Cuidei delas com carinho. Toda tarde, namorava os botões dourados de fim do dia, à espera de uma explosão de pétalas e cores. O vento sacudia o caule e eu morria de medo de que elas se desmanchassem de repente. Podei muitas vezes seus excessos. Molhei a terra seca em meados de agosto, tempo em que a chuva se esquece da gente, deixando tudo nublado de poeira.

Mas foram aqueles meninos, os piores vilões da rua, sórdidos e invencíveis, que puseram fim ao meu poema maior. A rechonchuda invadiu o jardim num chute certeiro, num arremesso feroz, atingindo em cheio minhas bailarinas.
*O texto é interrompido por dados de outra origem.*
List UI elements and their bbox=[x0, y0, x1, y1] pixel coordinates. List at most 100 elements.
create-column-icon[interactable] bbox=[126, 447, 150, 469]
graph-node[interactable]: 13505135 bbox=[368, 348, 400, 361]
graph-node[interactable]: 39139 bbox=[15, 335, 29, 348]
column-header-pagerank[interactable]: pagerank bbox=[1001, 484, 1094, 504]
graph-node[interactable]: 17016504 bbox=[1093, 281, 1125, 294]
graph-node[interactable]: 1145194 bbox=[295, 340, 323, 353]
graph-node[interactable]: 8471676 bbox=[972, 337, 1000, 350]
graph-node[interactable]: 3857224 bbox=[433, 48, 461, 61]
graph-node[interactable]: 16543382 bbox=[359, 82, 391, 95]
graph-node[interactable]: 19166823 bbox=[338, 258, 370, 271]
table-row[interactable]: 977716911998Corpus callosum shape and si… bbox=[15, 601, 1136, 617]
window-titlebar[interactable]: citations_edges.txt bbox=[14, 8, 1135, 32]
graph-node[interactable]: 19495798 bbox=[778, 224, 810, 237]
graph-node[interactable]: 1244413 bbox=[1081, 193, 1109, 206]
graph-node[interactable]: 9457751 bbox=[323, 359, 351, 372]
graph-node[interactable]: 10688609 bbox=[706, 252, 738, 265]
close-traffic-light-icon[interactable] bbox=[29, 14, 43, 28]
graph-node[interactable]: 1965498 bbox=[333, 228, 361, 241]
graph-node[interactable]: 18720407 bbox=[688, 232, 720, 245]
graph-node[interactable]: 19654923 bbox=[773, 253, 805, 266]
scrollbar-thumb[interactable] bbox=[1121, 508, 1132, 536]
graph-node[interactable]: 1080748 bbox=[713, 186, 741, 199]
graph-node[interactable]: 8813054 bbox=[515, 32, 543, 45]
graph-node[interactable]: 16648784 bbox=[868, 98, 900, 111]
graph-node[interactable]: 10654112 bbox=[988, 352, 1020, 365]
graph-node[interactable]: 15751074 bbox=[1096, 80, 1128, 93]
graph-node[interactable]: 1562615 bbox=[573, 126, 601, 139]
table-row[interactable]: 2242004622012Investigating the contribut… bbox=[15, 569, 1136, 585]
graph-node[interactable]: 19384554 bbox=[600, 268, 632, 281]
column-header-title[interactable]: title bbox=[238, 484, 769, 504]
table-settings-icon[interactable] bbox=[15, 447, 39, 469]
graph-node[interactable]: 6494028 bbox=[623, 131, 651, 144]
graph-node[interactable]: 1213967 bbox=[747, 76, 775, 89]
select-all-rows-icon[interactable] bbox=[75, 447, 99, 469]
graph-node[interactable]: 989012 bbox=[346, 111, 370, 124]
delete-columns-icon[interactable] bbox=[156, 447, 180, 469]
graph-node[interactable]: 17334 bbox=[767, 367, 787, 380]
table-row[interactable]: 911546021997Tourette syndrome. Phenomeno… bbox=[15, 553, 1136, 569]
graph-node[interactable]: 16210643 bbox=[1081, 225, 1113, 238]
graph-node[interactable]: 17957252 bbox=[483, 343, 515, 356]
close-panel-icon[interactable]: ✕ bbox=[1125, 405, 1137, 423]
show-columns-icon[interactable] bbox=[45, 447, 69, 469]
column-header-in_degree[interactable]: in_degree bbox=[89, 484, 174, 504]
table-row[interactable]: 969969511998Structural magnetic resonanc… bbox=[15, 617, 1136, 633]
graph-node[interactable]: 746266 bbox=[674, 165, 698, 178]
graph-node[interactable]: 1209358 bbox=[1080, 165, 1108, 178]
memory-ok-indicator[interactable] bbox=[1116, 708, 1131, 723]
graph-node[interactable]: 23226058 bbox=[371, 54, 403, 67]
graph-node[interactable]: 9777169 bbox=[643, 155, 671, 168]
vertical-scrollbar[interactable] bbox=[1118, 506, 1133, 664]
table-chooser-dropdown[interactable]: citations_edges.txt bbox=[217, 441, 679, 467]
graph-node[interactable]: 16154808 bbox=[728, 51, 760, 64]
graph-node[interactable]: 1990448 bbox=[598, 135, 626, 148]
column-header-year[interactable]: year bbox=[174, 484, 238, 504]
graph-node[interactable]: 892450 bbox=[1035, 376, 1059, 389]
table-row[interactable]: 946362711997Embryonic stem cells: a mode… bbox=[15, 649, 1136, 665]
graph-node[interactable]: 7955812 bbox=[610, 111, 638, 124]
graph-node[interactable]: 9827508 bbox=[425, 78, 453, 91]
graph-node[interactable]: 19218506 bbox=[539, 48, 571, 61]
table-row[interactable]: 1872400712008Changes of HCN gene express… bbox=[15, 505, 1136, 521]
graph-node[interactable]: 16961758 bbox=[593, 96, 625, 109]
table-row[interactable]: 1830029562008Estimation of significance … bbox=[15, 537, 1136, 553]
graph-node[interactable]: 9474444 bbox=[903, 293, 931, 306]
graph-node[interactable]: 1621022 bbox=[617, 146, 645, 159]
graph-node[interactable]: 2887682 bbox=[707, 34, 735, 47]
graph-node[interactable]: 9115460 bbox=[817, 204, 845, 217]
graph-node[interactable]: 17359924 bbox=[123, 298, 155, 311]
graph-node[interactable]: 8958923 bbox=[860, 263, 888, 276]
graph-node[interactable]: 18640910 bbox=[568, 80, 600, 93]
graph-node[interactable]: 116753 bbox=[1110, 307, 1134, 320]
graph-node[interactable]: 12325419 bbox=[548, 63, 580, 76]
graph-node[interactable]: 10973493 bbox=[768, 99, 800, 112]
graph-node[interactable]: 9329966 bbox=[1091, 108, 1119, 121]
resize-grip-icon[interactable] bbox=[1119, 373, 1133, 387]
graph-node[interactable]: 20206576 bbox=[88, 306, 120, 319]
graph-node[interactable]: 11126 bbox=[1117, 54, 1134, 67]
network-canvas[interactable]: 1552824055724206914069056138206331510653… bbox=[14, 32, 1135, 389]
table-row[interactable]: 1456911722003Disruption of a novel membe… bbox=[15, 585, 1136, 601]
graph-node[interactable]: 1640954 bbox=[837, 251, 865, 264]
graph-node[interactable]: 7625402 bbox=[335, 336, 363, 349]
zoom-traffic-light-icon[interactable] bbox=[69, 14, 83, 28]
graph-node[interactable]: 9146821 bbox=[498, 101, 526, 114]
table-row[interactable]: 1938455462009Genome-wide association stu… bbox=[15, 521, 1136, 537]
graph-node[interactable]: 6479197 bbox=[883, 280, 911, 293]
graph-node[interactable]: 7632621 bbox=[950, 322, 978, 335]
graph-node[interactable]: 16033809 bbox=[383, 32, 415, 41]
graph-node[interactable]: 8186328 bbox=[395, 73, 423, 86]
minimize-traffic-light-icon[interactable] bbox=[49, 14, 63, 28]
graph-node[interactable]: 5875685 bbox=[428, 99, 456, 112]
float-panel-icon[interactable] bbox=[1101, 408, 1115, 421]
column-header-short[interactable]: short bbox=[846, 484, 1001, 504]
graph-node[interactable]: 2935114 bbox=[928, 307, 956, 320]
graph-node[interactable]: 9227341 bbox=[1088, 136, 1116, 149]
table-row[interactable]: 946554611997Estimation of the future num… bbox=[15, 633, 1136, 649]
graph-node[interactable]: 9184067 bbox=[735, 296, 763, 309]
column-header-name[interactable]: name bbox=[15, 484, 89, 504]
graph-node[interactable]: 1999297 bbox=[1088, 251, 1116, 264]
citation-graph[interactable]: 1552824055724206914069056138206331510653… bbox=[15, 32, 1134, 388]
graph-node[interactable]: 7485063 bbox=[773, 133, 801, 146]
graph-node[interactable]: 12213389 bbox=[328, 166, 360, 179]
Tudo aconteceu bem diante dos meus olhos. As flores, amassadas, agonizaram no chão. E, por cima, lá estava ela, aquela assassina horrorosa. Nem foi preciso chamar os agressores. Três caras lavadas apontaram nas frestas do muro. Um deles perguntou se uma bola havia caído por ali.

Apenas abri o portão e os deixei entrar. Sem dizer uma só palavra, apontei o estrago, cobrando, com o silêncio e o choro contido, explicações para tanta maldade. Eu estava tão triste que os garotos notaram meu jeito.

O mais jovem retirou a bola de cima das roseiras amarrotadas. Sobrou apenas um botão. A bola não se machucou. Os espinhos não se defenderam, pois ainda não tinham aprendido a guerrear.

Os meninos foram embora sem dizer nada. Nunca me esqueci daquele dia em que minha paz foi ameaçada.